Fork me on GitHub

Making a Reddit + twitter Bot

September 14, 2013

Hi there pythonistas. I hope you are all fine. In this post I am going to teach you how we can make a Reddit + Twitter bot. What this bot will do is that it will copy post titles and url from any subreddit that you want and then it will post them to twitter keeping the 140 characters length in mind. Firstly let me tell you what Reddit is. Reddit is a social link sharing site where good links are upvoted and bad links are down voted. So lets start.

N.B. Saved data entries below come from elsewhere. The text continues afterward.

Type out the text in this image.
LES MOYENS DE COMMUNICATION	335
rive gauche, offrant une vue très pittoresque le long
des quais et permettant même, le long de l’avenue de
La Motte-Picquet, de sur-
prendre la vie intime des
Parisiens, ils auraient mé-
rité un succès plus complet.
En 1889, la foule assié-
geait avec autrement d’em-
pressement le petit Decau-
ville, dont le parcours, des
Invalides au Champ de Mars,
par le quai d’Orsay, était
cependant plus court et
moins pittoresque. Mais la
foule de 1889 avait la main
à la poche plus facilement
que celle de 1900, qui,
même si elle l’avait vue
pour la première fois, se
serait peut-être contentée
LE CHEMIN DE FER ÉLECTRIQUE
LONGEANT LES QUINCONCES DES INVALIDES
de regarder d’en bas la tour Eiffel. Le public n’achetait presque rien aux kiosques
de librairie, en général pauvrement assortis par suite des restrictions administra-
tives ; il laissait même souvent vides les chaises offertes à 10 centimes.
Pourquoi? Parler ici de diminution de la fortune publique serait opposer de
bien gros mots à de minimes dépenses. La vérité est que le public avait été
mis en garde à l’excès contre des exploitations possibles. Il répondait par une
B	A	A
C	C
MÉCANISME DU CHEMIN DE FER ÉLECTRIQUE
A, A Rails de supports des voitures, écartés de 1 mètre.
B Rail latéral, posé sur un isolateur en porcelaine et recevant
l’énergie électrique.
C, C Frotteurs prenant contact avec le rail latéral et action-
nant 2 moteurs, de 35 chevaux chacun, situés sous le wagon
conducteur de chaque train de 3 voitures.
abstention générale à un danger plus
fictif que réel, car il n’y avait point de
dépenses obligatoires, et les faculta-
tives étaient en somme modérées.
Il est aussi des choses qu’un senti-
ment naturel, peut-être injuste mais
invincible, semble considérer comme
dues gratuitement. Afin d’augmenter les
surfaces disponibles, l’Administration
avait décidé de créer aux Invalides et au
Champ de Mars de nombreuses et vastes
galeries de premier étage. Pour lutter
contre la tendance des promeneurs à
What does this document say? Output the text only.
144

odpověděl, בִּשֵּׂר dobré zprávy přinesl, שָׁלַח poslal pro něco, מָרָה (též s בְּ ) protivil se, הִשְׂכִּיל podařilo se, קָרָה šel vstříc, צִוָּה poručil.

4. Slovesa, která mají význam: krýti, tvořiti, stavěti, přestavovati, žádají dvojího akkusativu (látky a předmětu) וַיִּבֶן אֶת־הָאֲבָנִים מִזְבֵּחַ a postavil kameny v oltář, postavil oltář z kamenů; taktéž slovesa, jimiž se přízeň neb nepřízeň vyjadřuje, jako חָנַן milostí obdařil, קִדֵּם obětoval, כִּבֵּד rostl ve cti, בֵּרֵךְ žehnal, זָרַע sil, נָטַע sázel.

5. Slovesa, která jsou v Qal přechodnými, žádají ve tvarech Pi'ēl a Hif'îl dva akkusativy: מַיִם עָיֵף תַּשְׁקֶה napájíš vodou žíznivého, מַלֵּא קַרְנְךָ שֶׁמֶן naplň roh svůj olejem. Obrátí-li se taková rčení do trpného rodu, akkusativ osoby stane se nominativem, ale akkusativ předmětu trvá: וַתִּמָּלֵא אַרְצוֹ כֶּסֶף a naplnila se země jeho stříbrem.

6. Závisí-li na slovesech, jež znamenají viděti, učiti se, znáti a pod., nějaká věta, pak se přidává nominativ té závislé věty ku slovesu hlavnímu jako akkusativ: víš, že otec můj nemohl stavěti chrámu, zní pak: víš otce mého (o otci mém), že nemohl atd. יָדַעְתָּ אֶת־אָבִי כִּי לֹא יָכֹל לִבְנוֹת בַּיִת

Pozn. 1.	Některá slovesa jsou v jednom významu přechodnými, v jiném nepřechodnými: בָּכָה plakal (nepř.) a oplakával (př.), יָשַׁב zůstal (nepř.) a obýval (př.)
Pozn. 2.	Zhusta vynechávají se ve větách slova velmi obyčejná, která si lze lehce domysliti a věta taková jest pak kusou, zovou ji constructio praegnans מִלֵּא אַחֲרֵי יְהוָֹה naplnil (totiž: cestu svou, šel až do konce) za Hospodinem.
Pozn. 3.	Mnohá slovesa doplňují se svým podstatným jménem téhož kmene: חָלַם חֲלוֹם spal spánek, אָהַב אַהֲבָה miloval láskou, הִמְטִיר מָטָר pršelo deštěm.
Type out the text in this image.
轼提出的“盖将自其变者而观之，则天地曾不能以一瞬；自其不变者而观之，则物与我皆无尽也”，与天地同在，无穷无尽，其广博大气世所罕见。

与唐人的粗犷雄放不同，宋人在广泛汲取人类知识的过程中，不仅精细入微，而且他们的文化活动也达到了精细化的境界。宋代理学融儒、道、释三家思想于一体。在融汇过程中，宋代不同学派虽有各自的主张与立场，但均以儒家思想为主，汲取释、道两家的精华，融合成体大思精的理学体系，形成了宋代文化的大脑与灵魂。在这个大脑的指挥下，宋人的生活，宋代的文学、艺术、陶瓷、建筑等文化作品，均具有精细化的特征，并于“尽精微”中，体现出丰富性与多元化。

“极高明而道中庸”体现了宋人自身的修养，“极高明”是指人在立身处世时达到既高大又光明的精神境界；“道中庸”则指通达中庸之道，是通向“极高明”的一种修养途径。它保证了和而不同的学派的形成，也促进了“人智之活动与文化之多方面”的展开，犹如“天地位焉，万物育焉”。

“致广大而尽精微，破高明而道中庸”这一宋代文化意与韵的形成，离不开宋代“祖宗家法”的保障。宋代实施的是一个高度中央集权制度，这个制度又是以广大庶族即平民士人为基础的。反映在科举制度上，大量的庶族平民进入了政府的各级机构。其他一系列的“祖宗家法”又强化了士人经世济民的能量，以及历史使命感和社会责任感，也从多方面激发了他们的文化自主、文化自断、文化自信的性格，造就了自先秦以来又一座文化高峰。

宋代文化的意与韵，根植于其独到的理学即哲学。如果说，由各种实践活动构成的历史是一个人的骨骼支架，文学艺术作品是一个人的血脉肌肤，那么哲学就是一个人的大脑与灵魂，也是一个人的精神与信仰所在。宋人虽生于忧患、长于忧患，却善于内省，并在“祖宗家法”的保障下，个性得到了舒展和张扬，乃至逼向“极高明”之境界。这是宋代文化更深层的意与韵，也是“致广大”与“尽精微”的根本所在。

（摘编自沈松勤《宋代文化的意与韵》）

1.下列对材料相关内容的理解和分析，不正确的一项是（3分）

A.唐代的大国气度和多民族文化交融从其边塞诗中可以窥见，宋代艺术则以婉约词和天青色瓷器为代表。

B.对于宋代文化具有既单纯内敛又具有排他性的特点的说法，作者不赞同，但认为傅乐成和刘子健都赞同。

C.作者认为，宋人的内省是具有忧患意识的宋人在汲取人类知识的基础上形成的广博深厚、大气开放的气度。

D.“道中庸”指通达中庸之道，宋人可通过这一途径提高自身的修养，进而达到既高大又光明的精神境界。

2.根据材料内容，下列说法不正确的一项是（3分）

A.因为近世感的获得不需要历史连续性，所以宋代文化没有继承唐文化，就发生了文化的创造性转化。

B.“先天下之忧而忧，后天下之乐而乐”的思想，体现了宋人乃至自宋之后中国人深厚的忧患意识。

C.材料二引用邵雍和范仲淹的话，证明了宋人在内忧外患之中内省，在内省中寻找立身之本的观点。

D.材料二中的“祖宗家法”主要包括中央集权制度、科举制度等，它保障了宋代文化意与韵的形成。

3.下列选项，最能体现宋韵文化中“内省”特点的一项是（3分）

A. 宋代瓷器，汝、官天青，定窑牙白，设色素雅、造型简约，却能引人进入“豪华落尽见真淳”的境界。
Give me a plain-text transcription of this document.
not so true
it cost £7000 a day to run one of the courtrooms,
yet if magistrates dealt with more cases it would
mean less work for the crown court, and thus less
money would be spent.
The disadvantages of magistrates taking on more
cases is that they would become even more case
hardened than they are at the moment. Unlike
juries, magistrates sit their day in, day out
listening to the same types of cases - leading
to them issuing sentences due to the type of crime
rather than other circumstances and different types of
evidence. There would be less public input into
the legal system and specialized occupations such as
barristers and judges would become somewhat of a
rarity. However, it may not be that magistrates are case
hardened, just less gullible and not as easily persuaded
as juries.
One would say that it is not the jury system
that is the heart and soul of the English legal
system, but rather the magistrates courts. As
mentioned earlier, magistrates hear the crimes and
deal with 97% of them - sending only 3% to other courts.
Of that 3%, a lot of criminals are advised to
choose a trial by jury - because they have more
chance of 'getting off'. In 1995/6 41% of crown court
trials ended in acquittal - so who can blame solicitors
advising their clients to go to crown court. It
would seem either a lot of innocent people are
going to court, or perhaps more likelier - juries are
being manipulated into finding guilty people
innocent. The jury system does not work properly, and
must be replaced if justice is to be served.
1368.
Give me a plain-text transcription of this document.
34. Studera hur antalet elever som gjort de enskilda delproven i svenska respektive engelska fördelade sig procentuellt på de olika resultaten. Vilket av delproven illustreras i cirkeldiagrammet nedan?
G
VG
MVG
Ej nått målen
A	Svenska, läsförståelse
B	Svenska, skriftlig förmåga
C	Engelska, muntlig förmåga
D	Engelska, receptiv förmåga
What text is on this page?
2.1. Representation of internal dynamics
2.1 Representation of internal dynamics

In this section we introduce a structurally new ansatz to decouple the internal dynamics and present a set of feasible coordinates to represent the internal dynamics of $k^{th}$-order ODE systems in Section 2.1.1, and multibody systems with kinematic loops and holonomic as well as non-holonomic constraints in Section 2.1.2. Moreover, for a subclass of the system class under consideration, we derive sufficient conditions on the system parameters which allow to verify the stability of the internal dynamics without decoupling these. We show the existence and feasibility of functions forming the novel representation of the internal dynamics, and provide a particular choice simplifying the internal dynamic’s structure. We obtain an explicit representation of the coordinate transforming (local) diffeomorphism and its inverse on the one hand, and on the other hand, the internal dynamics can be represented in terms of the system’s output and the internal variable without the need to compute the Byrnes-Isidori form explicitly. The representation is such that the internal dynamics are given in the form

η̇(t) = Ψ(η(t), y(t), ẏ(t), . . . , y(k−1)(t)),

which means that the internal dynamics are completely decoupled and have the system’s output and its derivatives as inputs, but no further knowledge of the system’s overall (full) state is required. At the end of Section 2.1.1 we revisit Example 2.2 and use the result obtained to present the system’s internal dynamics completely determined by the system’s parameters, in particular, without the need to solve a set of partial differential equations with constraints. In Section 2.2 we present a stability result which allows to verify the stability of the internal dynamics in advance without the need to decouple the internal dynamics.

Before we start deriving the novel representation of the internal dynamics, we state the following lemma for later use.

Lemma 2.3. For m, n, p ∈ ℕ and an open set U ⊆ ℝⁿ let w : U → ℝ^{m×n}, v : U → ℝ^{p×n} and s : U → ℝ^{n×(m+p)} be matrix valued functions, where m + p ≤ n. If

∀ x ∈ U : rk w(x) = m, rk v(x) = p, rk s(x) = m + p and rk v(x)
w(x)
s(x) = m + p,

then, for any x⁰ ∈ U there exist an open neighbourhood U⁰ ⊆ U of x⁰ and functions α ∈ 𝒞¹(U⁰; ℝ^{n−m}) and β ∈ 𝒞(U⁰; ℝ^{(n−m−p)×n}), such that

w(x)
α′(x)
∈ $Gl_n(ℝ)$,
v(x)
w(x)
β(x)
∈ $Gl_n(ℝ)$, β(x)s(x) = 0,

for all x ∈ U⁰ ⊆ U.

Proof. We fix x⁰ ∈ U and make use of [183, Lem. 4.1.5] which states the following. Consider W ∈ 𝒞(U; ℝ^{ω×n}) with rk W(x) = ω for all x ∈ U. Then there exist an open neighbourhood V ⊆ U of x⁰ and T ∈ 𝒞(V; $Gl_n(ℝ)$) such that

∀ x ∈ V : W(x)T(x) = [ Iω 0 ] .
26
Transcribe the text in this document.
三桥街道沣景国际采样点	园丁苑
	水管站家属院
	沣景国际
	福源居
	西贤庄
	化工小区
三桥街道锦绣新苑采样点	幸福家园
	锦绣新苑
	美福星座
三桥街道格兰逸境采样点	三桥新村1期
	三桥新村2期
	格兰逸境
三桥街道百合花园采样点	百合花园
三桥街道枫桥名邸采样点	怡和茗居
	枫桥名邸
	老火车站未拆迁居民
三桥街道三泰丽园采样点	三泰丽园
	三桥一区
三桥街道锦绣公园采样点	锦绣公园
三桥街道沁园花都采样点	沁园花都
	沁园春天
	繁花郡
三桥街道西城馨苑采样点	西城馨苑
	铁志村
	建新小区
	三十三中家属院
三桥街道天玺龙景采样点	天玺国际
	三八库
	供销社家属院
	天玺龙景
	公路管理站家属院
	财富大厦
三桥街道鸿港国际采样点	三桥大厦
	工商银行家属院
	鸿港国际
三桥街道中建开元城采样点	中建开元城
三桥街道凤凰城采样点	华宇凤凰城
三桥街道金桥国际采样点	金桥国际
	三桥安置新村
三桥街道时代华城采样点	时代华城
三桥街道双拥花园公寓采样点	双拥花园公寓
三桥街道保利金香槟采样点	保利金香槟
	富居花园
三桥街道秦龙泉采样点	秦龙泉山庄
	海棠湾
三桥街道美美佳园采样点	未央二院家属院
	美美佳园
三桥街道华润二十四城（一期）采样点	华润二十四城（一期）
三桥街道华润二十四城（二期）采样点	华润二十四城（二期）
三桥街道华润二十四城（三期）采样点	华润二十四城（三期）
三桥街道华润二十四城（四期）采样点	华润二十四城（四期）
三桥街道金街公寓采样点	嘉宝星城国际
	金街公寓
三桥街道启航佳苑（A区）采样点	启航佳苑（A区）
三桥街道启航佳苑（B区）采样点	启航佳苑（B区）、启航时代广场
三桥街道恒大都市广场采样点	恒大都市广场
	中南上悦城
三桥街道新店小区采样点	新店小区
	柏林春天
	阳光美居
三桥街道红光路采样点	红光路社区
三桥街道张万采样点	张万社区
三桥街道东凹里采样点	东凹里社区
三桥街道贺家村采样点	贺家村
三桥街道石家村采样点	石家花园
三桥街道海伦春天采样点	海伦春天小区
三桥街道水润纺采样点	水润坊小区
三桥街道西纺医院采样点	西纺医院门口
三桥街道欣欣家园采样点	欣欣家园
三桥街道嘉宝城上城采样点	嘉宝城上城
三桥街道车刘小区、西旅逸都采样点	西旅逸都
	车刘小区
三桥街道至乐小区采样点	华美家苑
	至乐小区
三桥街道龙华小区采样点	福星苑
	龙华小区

Required External Libraries
1. Praw - (Reddidt API wrapper in python) pip install praw
2. Requests - (HTTP library) pip install requests
3. Tweepy - (Twitter python API) pip install tweepy

First step - Register Yourself
So first of all you will have to register an app on http://dev.twitter.com/apps and after registering copy the

access token
access token secret
consumer key
consumer secret

You will have to edit the permissions for your app under the settings tab and grant your application read and write permission. So now we are ready to move on.

Start by importing
So now lets start writing our script. First of all we will have to import the required libraries and set up some basic variables:

import praw
import json
import requests
import tweepy
import time

access_token = 'YOUR ACCESS TOKEN HERE'
access_token_secret = 'YOUR ACCESS TOKEN SECRET HERE'
consumer_key = 'YOUR CONSUMER KEY HERE'
consumer_secret = 'YOUR CONSUMER SECRET HERE'

Initiate connection with Reddit
Now we have to initiate connection with Reddit. Lets define a function to do just that.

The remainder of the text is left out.